Удовлетворённый своей тирадой, Тимур успокоился, снова сел за стол, вытер шёлковым платком вспотевшее лицо и продолжил другим, более деловым тоном:
– Поэтому, может, и не стоило тебе искать встречи с Народным Вожатым. Видишь, чем это для тебя обернулось. Но теперь уже другого выхода нет. Теперь только он сам, лично рассмотрев твое дело, сможет тебя помиловать. Я вижу лишь одну возможность добиться этого наверняка: ты закончишь здесь свой перевод, а я найду способ передать его президенту – тогда он обязательно захочет взглянуть на твоё дело. Я разговаривал с Зарой, на днях она принесёт подстрочник, оставшийся у тебя дома, а следователь – с ним я тоже договорился, как ты понимаешь, не бесплатно – вернёт тебе уже завершённые переводы, следствию они не нужны.
– Спасибо, Тимур… Ты прав, это шанс, который нельзя не использовать. Я непременно должен всё доделать, у меня тут куча свободного времени. Ты говорил с Зарой – как она?
– А как ты думаешь? Ходит на работе весь день с глазами на мокром месте, чуть что, отворачивается, шмыгает носом… Вот, кстати, передала тебе. Домашнее.
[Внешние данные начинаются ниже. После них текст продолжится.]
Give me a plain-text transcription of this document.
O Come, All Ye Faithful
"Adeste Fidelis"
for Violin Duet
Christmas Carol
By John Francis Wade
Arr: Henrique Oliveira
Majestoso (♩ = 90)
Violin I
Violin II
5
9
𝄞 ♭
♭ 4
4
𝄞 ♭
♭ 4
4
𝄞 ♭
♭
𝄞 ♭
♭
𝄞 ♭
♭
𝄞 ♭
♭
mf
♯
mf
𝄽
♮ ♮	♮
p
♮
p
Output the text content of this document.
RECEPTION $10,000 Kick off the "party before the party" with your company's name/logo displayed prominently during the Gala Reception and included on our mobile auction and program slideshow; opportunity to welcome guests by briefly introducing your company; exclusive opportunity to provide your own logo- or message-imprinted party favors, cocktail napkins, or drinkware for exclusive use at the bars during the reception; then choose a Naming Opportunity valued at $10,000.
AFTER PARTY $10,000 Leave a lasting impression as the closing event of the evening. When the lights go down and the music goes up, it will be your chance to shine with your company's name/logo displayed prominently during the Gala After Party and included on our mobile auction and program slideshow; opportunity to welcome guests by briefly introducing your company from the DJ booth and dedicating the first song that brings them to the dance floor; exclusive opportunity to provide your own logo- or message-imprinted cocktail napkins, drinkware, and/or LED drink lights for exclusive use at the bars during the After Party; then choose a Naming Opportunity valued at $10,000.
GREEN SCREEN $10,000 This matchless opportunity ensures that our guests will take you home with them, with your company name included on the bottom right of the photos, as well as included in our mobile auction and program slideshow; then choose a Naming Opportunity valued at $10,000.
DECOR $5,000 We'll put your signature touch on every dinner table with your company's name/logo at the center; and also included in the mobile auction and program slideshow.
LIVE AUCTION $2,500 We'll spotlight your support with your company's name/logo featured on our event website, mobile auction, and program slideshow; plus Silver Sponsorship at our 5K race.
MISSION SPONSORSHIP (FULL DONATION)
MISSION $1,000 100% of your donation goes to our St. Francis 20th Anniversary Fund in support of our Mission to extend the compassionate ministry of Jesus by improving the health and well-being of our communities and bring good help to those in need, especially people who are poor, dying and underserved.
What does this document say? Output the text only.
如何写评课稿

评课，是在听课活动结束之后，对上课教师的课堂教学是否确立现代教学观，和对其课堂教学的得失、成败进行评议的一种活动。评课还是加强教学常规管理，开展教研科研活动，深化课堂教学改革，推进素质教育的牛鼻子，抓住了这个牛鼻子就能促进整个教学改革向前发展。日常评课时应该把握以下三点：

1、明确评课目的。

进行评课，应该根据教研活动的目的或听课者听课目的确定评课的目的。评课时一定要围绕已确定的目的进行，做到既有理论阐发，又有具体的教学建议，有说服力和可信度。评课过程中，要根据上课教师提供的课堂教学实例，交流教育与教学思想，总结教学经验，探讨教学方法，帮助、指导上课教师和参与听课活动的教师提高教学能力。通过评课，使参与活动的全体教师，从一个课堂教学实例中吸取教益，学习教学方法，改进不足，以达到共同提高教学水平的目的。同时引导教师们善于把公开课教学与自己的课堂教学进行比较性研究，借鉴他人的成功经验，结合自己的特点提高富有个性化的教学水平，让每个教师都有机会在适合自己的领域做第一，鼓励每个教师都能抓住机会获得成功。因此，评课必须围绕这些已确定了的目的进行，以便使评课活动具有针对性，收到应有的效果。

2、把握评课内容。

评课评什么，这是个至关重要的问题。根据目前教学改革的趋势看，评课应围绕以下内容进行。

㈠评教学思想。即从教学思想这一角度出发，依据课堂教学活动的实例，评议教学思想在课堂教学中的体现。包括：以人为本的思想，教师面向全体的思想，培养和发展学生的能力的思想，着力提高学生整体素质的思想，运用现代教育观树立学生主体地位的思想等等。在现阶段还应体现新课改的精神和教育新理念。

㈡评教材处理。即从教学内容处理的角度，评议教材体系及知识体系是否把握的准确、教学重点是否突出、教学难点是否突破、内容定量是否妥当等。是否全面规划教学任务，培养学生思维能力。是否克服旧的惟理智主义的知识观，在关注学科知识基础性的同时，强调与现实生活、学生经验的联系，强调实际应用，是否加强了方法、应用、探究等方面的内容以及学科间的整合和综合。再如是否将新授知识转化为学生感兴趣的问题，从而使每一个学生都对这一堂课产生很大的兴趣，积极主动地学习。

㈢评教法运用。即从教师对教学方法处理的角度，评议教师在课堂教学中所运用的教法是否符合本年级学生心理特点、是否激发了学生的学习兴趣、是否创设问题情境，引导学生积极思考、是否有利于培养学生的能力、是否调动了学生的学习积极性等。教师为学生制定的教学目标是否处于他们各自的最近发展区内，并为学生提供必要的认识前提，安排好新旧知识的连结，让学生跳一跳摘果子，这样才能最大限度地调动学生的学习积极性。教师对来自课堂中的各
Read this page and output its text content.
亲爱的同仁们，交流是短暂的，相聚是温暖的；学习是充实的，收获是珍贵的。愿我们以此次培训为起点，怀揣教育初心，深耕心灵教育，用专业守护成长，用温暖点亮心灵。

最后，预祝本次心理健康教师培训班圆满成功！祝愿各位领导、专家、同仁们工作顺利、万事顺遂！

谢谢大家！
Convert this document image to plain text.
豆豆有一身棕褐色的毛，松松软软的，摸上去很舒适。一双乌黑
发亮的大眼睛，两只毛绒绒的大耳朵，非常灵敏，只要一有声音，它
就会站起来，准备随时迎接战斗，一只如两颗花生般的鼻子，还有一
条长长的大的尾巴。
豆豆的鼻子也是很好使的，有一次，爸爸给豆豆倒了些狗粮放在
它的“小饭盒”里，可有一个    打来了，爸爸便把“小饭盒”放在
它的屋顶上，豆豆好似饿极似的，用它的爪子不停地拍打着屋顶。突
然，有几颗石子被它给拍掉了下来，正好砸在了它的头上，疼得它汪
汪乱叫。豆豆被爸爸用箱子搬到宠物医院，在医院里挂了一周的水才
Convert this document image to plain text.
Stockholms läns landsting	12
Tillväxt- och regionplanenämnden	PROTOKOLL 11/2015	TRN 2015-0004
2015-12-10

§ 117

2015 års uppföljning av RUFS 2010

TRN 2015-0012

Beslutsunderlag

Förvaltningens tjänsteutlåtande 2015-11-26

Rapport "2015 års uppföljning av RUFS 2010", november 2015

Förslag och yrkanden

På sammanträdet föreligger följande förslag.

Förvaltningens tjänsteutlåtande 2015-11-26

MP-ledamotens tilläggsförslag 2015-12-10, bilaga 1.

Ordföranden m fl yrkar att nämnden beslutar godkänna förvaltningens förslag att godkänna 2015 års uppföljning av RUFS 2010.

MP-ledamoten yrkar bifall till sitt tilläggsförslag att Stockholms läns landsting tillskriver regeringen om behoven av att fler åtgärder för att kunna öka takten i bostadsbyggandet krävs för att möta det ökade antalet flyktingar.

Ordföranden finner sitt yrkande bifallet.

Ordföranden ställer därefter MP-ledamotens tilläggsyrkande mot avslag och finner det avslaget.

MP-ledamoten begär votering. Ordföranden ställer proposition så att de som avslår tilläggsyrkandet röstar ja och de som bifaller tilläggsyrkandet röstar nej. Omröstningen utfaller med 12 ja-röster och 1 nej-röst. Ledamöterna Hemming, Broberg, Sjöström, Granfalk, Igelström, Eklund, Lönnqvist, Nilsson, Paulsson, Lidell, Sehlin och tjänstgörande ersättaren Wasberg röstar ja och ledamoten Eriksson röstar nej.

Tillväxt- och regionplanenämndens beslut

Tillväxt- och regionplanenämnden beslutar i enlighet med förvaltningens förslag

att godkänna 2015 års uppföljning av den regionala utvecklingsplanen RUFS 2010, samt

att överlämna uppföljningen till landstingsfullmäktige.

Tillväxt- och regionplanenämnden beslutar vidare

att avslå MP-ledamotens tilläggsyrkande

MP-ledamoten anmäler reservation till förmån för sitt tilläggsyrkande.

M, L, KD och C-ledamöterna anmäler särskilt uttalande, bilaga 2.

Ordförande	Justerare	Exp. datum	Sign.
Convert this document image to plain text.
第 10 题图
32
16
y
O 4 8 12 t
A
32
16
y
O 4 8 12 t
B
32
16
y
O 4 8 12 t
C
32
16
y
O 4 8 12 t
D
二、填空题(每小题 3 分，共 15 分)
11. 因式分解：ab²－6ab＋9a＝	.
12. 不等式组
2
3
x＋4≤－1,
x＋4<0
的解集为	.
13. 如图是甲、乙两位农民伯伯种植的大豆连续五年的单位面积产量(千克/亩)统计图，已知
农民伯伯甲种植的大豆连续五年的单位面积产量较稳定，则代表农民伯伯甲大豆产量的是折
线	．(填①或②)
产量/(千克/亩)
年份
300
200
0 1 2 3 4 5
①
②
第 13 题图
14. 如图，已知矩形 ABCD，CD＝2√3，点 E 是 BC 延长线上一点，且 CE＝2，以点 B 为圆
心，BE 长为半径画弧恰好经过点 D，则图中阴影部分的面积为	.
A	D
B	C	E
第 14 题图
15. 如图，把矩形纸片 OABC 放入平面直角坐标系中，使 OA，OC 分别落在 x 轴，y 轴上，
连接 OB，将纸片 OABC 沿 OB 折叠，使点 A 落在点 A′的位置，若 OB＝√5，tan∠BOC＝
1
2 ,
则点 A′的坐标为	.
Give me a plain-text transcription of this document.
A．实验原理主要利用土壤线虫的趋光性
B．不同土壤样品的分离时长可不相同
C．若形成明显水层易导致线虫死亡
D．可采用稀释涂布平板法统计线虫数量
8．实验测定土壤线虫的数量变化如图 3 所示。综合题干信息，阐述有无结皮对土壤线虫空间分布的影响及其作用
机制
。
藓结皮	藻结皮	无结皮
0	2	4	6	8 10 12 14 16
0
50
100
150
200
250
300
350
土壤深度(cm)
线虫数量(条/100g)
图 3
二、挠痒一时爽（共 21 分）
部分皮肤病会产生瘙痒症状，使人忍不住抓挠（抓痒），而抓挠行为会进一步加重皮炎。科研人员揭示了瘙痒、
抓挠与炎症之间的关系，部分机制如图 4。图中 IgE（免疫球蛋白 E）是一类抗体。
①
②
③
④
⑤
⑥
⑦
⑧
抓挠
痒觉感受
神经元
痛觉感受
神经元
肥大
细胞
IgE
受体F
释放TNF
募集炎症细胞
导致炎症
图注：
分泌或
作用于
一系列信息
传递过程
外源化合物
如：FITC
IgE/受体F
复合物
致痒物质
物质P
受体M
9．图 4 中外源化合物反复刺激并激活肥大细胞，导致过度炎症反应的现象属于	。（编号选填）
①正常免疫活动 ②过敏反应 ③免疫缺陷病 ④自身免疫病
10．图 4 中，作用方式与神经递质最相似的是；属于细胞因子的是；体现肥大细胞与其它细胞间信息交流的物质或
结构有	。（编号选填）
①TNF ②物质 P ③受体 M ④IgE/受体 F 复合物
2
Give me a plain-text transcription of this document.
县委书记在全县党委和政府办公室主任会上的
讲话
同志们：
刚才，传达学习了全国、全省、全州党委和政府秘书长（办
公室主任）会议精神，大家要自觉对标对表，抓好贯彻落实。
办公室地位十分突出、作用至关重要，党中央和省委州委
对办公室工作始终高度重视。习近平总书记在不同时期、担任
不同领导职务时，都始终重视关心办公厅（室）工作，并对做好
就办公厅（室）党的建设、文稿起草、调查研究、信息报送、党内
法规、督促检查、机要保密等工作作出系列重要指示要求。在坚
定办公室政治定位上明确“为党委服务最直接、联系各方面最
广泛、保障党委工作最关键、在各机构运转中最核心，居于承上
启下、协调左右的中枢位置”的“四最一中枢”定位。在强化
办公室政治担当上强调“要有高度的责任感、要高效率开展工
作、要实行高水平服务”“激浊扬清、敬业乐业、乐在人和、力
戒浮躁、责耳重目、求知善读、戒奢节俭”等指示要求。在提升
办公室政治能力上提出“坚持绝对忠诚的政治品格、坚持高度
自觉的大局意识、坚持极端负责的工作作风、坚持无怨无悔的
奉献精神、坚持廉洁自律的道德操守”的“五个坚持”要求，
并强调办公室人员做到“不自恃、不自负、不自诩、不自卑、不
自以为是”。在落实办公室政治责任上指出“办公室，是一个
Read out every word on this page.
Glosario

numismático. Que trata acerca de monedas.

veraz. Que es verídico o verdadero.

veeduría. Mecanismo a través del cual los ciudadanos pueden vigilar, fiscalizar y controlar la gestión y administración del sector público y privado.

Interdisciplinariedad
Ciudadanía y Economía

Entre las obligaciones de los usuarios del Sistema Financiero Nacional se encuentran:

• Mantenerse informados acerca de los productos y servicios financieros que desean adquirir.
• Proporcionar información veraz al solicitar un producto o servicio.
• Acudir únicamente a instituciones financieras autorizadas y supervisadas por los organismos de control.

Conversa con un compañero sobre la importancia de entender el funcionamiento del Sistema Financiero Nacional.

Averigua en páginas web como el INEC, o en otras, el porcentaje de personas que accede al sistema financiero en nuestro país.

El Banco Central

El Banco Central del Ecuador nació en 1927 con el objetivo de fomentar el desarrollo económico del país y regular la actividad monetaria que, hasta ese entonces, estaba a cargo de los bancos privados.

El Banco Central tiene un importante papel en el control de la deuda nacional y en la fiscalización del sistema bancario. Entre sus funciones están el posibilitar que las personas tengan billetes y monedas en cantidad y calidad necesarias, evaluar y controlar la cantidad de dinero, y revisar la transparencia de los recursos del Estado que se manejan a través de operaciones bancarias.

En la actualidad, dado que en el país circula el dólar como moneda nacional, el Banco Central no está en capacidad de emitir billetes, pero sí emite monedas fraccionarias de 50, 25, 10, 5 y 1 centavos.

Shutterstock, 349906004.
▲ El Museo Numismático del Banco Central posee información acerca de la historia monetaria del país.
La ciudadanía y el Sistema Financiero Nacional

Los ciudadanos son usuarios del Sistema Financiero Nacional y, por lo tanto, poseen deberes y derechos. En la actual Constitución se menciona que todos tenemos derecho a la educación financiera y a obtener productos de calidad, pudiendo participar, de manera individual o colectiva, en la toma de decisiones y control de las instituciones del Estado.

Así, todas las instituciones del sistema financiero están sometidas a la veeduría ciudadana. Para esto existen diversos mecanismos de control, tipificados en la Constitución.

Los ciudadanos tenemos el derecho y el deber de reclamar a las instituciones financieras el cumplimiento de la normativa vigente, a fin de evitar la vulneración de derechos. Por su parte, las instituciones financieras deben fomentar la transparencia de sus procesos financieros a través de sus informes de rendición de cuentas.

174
Касымов достал из портфеля стеклянную банку с алычовым вареньем. Олег почувствовал вставший в горле ком – настолько неуместно выглядел в коштырской тюрьме этот подарок, напоминавший об уюте и о доме. На обратном пути в камеру надзиратели её, конечно, отобрали. Потом ходили подобревшие, улыбаясь блестящими от варенья губами, пару ложек на дне даже оставили Олегу. А он в тот день, лёжа после свидания с Тимуром с закрытыми глазами на своих нарах, думал сначала о Заре, потом о том, что ему, выходит, так и не удалось встретиться с настоящим Народным Вожатым, и, наконец, о том, что сочиненная Касымовым в предисловии к его коштырскому сборнику биография, где Олег представлен не просто поэтом, а еще и прошедшим тюрьму революционером, неожиданно и нелепо сбылась.